Il libro dei "sogni" di Renzi: cuneo fiscale, lavoro e scuola

Il premier anche oggi parla di sogni e promette: "Taglio 10 miliardi di tasse sul lavoro". Ma ce la farà a realizzarlo?

Il libro dei "sogni" di Renzi: cuneo fiscale, lavoro e scuola

Fiducia, atto secondo. Continua lo stanco dibattito per dare il via libera al nuovo governo. All'indomani del risicatissimo voto di Palazzo Madama, Matteo Renzi si presenta alla Camera, dove consegna alla presidente Laura Boldrini la trascrizione stenografica del discorso di ieri, per incassare il secondo via libera. Per nulla preoccupato dai numeri, che a Montecitorio sono dalla sua parte, bacchetta le opposizioni e gli scettici che non sono rimasti affatto convinti dal programma di governo: "La nostra generazione non ha più alibi". E torna a promettere un futuro roseo vendendo sogni che non sa nemmeno come realizzare.

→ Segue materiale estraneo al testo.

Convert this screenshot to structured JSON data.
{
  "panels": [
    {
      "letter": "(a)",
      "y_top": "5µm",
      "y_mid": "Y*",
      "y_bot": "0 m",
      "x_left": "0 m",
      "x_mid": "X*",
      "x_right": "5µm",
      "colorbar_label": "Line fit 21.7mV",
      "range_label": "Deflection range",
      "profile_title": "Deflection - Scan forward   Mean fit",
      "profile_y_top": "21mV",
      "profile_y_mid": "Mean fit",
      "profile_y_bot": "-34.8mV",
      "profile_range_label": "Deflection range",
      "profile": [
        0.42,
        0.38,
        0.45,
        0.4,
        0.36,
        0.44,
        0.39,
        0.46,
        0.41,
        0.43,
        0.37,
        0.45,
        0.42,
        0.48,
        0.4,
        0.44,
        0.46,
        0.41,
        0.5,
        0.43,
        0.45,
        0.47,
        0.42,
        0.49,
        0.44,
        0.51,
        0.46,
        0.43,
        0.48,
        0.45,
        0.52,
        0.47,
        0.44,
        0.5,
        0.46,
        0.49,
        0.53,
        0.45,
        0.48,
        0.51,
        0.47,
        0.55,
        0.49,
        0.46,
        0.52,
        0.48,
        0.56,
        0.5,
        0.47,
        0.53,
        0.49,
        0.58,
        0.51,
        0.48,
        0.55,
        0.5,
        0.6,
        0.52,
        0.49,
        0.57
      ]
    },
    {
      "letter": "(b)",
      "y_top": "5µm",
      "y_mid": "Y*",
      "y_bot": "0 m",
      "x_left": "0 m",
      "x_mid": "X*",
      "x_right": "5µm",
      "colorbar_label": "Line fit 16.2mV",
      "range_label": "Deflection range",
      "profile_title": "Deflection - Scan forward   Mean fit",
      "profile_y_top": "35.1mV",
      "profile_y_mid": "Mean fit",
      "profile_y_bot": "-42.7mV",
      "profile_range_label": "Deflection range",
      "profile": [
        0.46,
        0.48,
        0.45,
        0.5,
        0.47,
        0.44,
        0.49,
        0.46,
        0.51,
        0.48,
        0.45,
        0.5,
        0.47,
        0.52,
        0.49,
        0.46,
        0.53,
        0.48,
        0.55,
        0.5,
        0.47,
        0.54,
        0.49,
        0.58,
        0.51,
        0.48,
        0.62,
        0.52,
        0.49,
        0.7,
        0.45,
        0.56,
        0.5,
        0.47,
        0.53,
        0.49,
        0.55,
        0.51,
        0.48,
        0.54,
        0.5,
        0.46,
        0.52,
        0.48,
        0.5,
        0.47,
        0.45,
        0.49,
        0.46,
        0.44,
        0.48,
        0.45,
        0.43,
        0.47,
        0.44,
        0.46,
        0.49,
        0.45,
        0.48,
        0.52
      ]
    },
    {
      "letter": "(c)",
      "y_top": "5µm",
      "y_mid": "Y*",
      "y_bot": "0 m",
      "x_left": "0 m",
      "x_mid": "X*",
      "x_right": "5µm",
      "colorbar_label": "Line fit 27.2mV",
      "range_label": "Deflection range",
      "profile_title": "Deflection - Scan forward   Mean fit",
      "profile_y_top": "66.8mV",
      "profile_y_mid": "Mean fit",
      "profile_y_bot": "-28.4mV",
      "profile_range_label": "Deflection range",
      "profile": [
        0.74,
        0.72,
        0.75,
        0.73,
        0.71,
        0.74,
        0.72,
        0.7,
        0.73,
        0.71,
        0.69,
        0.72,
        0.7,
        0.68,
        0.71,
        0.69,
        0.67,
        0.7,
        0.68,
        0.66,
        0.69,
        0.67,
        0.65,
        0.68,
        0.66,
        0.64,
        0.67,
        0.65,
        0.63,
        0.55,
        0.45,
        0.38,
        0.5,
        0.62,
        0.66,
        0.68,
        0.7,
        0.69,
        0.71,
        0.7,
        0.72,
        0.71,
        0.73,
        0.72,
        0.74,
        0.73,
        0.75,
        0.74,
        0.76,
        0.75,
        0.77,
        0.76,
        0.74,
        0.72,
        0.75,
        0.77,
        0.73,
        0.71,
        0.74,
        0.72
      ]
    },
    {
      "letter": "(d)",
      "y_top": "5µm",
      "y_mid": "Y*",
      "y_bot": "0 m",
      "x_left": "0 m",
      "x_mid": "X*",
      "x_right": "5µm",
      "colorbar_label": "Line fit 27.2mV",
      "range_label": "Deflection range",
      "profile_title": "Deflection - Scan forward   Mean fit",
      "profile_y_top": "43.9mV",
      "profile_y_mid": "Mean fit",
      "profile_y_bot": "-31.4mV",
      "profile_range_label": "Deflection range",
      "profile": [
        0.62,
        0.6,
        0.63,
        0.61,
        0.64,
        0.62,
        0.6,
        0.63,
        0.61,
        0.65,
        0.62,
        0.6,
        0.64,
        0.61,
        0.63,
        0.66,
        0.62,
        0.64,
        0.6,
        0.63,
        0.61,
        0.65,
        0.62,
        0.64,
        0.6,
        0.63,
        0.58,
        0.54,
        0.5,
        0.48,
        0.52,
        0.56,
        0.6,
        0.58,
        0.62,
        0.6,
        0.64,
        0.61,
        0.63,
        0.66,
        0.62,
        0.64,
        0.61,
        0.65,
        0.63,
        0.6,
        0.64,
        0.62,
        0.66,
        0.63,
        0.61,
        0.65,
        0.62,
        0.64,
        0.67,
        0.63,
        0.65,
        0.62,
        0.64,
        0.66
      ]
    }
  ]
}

La giornata di Renzi inizia presto. Con un tweet, ovviamente. "Ok il Senato, adesso la Camera. Poi si inizia a lavorare sul serio. Domani scuole, lavoratori, imprenditori, sindaci a Treviso. #lavoltabuona". Dopo aver incassato la fiducia al Senato con un pacchetto di voti meno ricco rispetto ai numeri che nel pomeriggio ballavano intorno ai 174 consensi, si butta nell'agone di Montecitorio per espugnare anche l'Aula della Camera. Qui i numeri sono sicuramente dalla sua parte, ma le frizioni con una certa frangia del "suo" Pd e della sinistra restano. Al Senato aveva sparso le carte, alla Camera posiziona invece il pc portatile accanto agli appunti e si sorbisce, uno dopo l'altro, 57 interventi. Il clima è tutt'altro che teso. A tratti è soporifero. Tanto che la Boldrini si vede costretta a riprendere il premier, troppo spesso distratto e assonnato per le lungaggini burocratiche dell'iter parlamentare. Giusto i grillini escono dalle righe con Carlo Sibilia che affibia a Renzi e al ministro Pier Carlo Padoan il poco carino epiteto di "figli di Troika".

Alle 16.30, dopo l'ingresso trionfale di Bersani e Letta in Aula, Renzi prende la parola e si lancia in una replica raffazzonata del discorso di ieri. Le tematiche sono le stesse. Le condisce citando don Milani e La Pira, Falcone e Berlinguer. E chiede al parlamento di "prendere ora, qui e adesso l’occasione della timida ripresa" per "cambiare profondamente il nostro Paese". A partire dalle riforme. L'elenco è lungo: spazia dalla giustizia civile al mercato del lavoro, dalla legge elettorale allo snellimento della burocrazia. E ancora: investimenti nell'edilizia scolastica, lo sblocco totale dei debiti della pubblica amministrazione, l’aumento dei fondi di garanzia per combattere i rischi di credit crunch e la riduzione del cuneo fiscale di almeno 10 miliardi di euro. "Le proposte concrete le abbiamo fatte, possono piacere o meno - chiede il premier-sindaco - come si può essere credibili se la pressione è la più alta in Europa?". Come ieri, però, non spiega come intende fare né, tantomeno, dove andrà a trovare la copertura economica. È il libro fatato dei sogni, topos del renzismo politico. È la promessa di un futuro roseo, difficilmente realizzabile. Ma tanto basta per tirare a campare.

L'ottimismo di Renzi cozza coi mal di pancia del piddini critici. La frangia interna al Nazareno potrebbe ingrossarsi e travolgere il neo premier. Annunciando il sì alla fiducia, Stefano Fassina spiega che il suo voto non può essere letto come il conferimento di una delega in bianco: "Sul piano programmatico vi è la più ampia disponibilità possibile ma valuterò esclusivamente il merito dei provvedimenti".

Insomma, il cammino del nuovo governo rischia di essere un calvario estenuante, in particolar modo al Senato. Giuseppe Civati ci tiene a far notare a Renzi che "se non ci fossero stati i perfidi senatori civatiani la maggioranza l'avrebbero assicurata soltanto i senatori a vita".